4. If not 202: do NOT retry. GET /users/{MAILBOX}/mailFolders/sentitems/messages?$top=3&$select=subject,sentDateTime,toRecipients to confirm whether it actually went.

Reply (GATED) — /mailbox reply <id>

Same preview + confirm. Then:

st, d = graph("POST", f"/users/{MAILBOX}/messages/{MSG_ID}/reply",
              {"comment": REPLY_TEXT})        # replies to sender, quotes original; 202 expected
# replyAll: use /reply -> /replyAll.
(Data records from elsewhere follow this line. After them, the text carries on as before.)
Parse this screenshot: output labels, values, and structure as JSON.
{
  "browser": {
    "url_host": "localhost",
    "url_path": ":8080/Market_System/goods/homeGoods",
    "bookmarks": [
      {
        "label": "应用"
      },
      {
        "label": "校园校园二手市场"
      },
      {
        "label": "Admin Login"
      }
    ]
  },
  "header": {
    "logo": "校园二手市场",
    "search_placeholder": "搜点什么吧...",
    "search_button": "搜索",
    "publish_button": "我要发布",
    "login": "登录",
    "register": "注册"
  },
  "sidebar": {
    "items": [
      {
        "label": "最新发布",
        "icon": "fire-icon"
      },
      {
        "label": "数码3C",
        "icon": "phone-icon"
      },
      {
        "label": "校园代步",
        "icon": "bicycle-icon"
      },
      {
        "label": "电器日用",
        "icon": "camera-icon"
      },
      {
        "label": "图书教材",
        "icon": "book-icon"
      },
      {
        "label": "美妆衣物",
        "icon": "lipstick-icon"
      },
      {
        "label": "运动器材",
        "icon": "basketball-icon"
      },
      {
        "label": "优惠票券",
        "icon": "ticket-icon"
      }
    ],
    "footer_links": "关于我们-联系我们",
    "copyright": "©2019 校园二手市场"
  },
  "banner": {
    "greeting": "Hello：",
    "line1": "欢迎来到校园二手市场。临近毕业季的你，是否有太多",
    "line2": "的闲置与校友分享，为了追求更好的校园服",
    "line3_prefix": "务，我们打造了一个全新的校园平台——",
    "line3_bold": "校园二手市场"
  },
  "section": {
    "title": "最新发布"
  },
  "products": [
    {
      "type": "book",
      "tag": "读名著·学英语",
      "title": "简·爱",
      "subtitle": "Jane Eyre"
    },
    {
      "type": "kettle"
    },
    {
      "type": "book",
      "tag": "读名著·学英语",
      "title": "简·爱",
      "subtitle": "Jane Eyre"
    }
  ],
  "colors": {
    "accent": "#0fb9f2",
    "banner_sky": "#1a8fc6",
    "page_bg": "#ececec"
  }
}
To add/override recipients, pass {"message":{"toRecipients":[...]}, "comment": "..."}.

Response shapes / notes

• List/search: { "value": [ {message}, ... ] }. Single message: the object directly.
• sendMail / reply / replyAll: HTTP 202, empty body — success is the status code, not a body.
• $search and $filter cannot be combined on messages. Use one or the other.
• Message bodies are usually HTML — strip tags for readable display (helper strip_html).
• GuruProtect banner text ("External / Spam / Phish ...") is injected into inbound bodies; ignore it when summarizing.

Attribution

API calls authenticate as the shared Claude-MSP-Access app, but a sendMail/reply from /users/<mailbox>/... goes out with that mailbox as the From: and lands in that mailbox's Sent Items — i.e. it genuinely sends as you. Only the identity user's own mailbox is targeted by default; --as is for deliberately operating another ACG mailbox.